Uranium pentachloride is an inorganic chemical compound composed of uranium in the +5 oxidation state and five chlorine atoms.

== Preparation ==
Uranium pentachloride can be prepared from the reaction of uranium trioxide with carbon tetrachloride, with a previously prepared amount of the compound serving as a catalyst.

4 UO_{3} + 10 CCl_{4} → 4 UCl_{5} + 10 COCl_{2} + O_{2}
It can also be prepared from the reaction between uranium tetrachloride and chlorine in a fluidized bed reactor at 550 °C.

== Properties ==
Uranium pentachloride is available as red-brown microcrystalline powders or black-red crystals with metallic sheen. Unlike the tetrachloride, it is soluble in liquid chlorine. It is very hygroscopic and decomposes into uranium hexachloride and uranium tetrachloride when in water or heated. Additionally, it reacts with some organic solvents such as alcohols, acetone, diethyl ether, or dioxane, but does form stable solutions in carbon tetrachloride, carbon disulfide, and thionyl chloride.
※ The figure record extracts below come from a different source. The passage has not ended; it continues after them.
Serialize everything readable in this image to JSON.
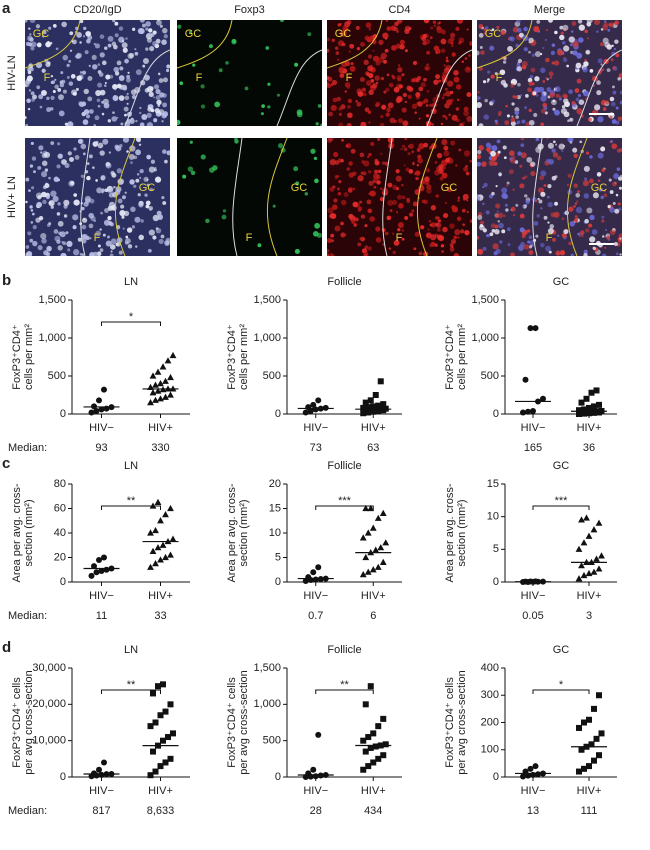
{
  "panel_labels": [
    "a",
    "b",
    "c",
    "d"
  ],
  "median_label": "Median:",
  "panel_a": {
    "columns": [
      "CD20/IgD",
      "Foxp3",
      "CD4",
      "Merge"
    ],
    "rows": [
      "HIV-LN",
      "HIV+ LN"
    ],
    "image_labels": [
      [
        [
          "GC",
          "F"
        ],
        [
          "GC",
          "F"
        ],
        [
          "GC",
          "F"
        ],
        [
          "GC",
          "F"
        ]
      ],
      [
        [
          "GC",
          "F"
        ],
        [
          "GC",
          "F"
        ],
        [
          "GC",
          "F"
        ],
        [
          "GC",
          "F"
        ]
      ]
    ]
  },
  "chart_data": [
    {
      "type": "scatter",
      "title": "LN",
      "ylabel": [
        "FoxP3⁺CD4⁺",
        "cells per mm²"
      ],
      "categories": [
        "HIV−",
        "HIV+"
      ],
      "markers": [
        "circle",
        "triangle"
      ],
      "color": "#111111",
      "groups": [
        [
          20,
          40,
          60,
          70,
          90,
          100,
          180,
          320
        ],
        [
          150,
          180,
          200,
          220,
          250,
          280,
          300,
          320,
          330,
          330,
          350,
          380,
          400,
          430,
          480,
          500,
          550,
          620,
          700,
          770
        ]
      ],
      "medians": [
        93,
        330
      ],
      "significance": "*",
      "ylim": [
        0,
        1500
      ],
      "yticks": [
        0,
        500,
        {
          "value": 1000,
          "label": "1,000"
        },
        {
          "value": 1500,
          "label": "1,500"
        }
      ]
    },
    {
      "type": "scatter",
      "title": "Follicle",
      "ylabel": [
        "FoxP3⁺CD4⁺",
        "cells per mm²"
      ],
      "categories": [
        "HIV−",
        "HIV+"
      ],
      "markers": [
        "circle",
        "square"
      ],
      "color": "#111111",
      "groups": [
        [
          20,
          40,
          60,
          70,
          80,
          90,
          120,
          180
        ],
        [
          10,
          20,
          30,
          40,
          50,
          55,
          60,
          63,
          65,
          70,
          80,
          90,
          100,
          110,
          130,
          150,
          180,
          250,
          430
        ]
      ],
      "medians": [
        73,
        63
      ],
      "ylim": [
        0,
        1500
      ],
      "yticks": [
        0,
        500,
        {
          "value": 1000,
          "label": "1,000"
        },
        {
          "value": 1500,
          "label": "1,500"
        }
      ]
    },
    {
      "type": "scatter",
      "title": "GC",
      "ylabel": [
        "FoxP3⁺CD4⁺",
        "cells per mm²"
      ],
      "categories": [
        "HIV−",
        "HIV+"
      ],
      "markers": [
        "circle",
        "square"
      ],
      "color": "#111111",
      "groups": [
        [
          20,
          30,
          40,
          165,
          200,
          450,
          1130,
          1130
        ],
        [
          0,
          5,
          10,
          15,
          20,
          25,
          30,
          35,
          36,
          40,
          50,
          60,
          80,
          100,
          120,
          150,
          200,
          280,
          310
        ]
      ],
      "medians": [
        165,
        36
      ],
      "ylim": [
        0,
        1500
      ],
      "yticks": [
        0,
        500,
        {
          "value": 1000,
          "label": "1,000"
        },
        {
          "value": 1500,
          "label": "1,500"
        }
      ]
    },
    {
      "type": "scatter",
      "title": "LN",
      "ylabel": [
        "Area per avg. cross-",
        "section (mm²)"
      ],
      "categories": [
        "HIV−",
        "HIV+"
      ],
      "markers": [
        "circle",
        "triangle"
      ],
      "color": "#111111",
      "groups": [
        [
          5,
          8,
          9,
          10,
          11,
          13,
          18,
          20
        ],
        [
          12,
          15,
          18,
          20,
          22,
          25,
          28,
          30,
          33,
          35,
          40,
          42,
          50,
          55,
          60,
          62,
          65
        ]
      ],
      "medians": [
        11,
        33
      ],
      "significance": "**",
      "ylim": [
        0,
        80
      ],
      "yticks": [
        0,
        20,
        40,
        60,
        80
      ]
    },
    {
      "type": "scatter",
      "title": "Follicle",
      "ylabel": [
        "Area per avg. cross-",
        "section (mm²)"
      ],
      "categories": [
        "HIV−",
        "HIV+"
      ],
      "markers": [
        "circle",
        "triangle"
      ],
      "color": "#111111",
      "groups": [
        [
          0.2,
          0.4,
          0.5,
          0.6,
          0.7,
          1,
          2,
          3
        ],
        [
          1.5,
          2,
          2.5,
          3,
          4,
          5,
          6,
          6.5,
          7,
          8,
          9,
          10,
          11,
          13,
          14,
          15,
          15
        ]
      ],
      "medians": [
        0.7,
        6
      ],
      "significance": "***",
      "ylim": [
        0,
        20
      ],
      "yticks": [
        0,
        5,
        10,
        15,
        20
      ]
    },
    {
      "type": "scatter",
      "title": "GC",
      "ylabel": [
        "Area per avg. cross-",
        "section (mm²)"
      ],
      "categories": [
        "HIV−",
        "HIV+"
      ],
      "markers": [
        "circle",
        "triangle"
      ],
      "color": "#111111",
      "groups": [
        [
          0,
          0,
          0.02,
          0.04,
          0.05,
          0.06,
          0.08,
          0.1
        ],
        [
          0.5,
          1,
          1.3,
          1.5,
          2,
          2.5,
          3,
          3,
          3.5,
          4,
          5,
          6,
          7,
          8,
          9,
          9.5,
          9.8
        ]
      ],
      "medians": [
        0.05,
        3
      ],
      "significance": "***",
      "ylim": [
        0,
        15
      ],
      "yticks": [
        0,
        5,
        10,
        15
      ]
    },
    {
      "type": "scatter",
      "title": "LN",
      "ylabel": [
        "FoxP3⁺CD4⁺ cells",
        "per avg cross-section"
      ],
      "categories": [
        "HIV−",
        "HIV+"
      ],
      "markers": [
        "circle",
        "square"
      ],
      "color": "#111111",
      "groups": [
        [
          200,
          400,
          600,
          800,
          817,
          1000,
          2000,
          4000
        ],
        [
          500,
          1500,
          3000,
          4000,
          5000,
          7000,
          8633,
          10000,
          11000,
          12000,
          14000,
          15000,
          17000,
          18000,
          20000,
          23000,
          25000,
          25500
        ]
      ],
      "medians": [
        817,
        8633
      ],
      "median_labels": [
        "817",
        "8,633"
      ],
      "significance": "**",
      "ylim": [
        0,
        30000
      ],
      "yticks": [
        0,
        {
          "value": 10000,
          "label": "10,000"
        },
        {
          "value": 20000,
          "label": "20,000"
        },
        {
          "value": 30000,
          "label": "30,000"
        }
      ]
    },
    {
      "type": "scatter",
      "title": "Follicle",
      "ylabel": [
        "FoxP3⁺CD4⁺ cells",
        "per avg cross-section"
      ],
      "categories": [
        "HIV−",
        "HIV+"
      ],
      "markers": [
        "circle",
        "square"
      ],
      "color": "#111111",
      "groups": [
        [
          0,
          5,
          10,
          20,
          28,
          50,
          100,
          580
        ],
        [
          100,
          150,
          200,
          250,
          300,
          350,
          400,
          420,
          434,
          450,
          500,
          550,
          600,
          700,
          800,
          1000,
          1250
        ]
      ],
      "medians": [
        28,
        434
      ],
      "significance": "**",
      "ylim": [
        0,
        1500
      ],
      "yticks": [
        0,
        500,
        {
          "value": 1000,
          "label": "1,000"
        },
        {
          "value": 1500,
          "label": "1,500"
        }
      ]
    },
    {
      "type": "scatter",
      "title": "GC",
      "ylabel": [
        "FoxP3⁺CD4⁺ cells",
        "per avg cross-section"
      ],
      "categories": [
        "HIV−",
        "HIV+"
      ],
      "markers": [
        "circle",
        "square"
      ],
      "color": "#111111",
      "groups": [
        [
          2,
          5,
          8,
          10,
          13,
          20,
          30,
          40
        ],
        [
          20,
          30,
          40,
          60,
          80,
          100,
          111,
          120,
          140,
          160,
          180,
          200,
          210,
          250,
          300
        ]
      ],
      "medians": [
        13,
        111
      ],
      "significance": "*",
      "ylim": [
        0,
        400
      ],
      "yticks": [
        0,
        100,
        200,
        300,
        400
      ]
    }
  ]
}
There are two crystalline forms, each of which has the uranium atom in an octahedral geometry among six chlorine atoms. Usually, it is in the α-form, which has a monoclinic crystal structure with space group P2_{1}/n. There is also a triclinic β-form, which has space group P1̅ and consists of U2Cl10 dimers like in uranium pentabromide.

The gaseous form has C_{4v} symmetry due to strong f-orbital contribution, and has an electron affinity of 4.76±0.03 eV.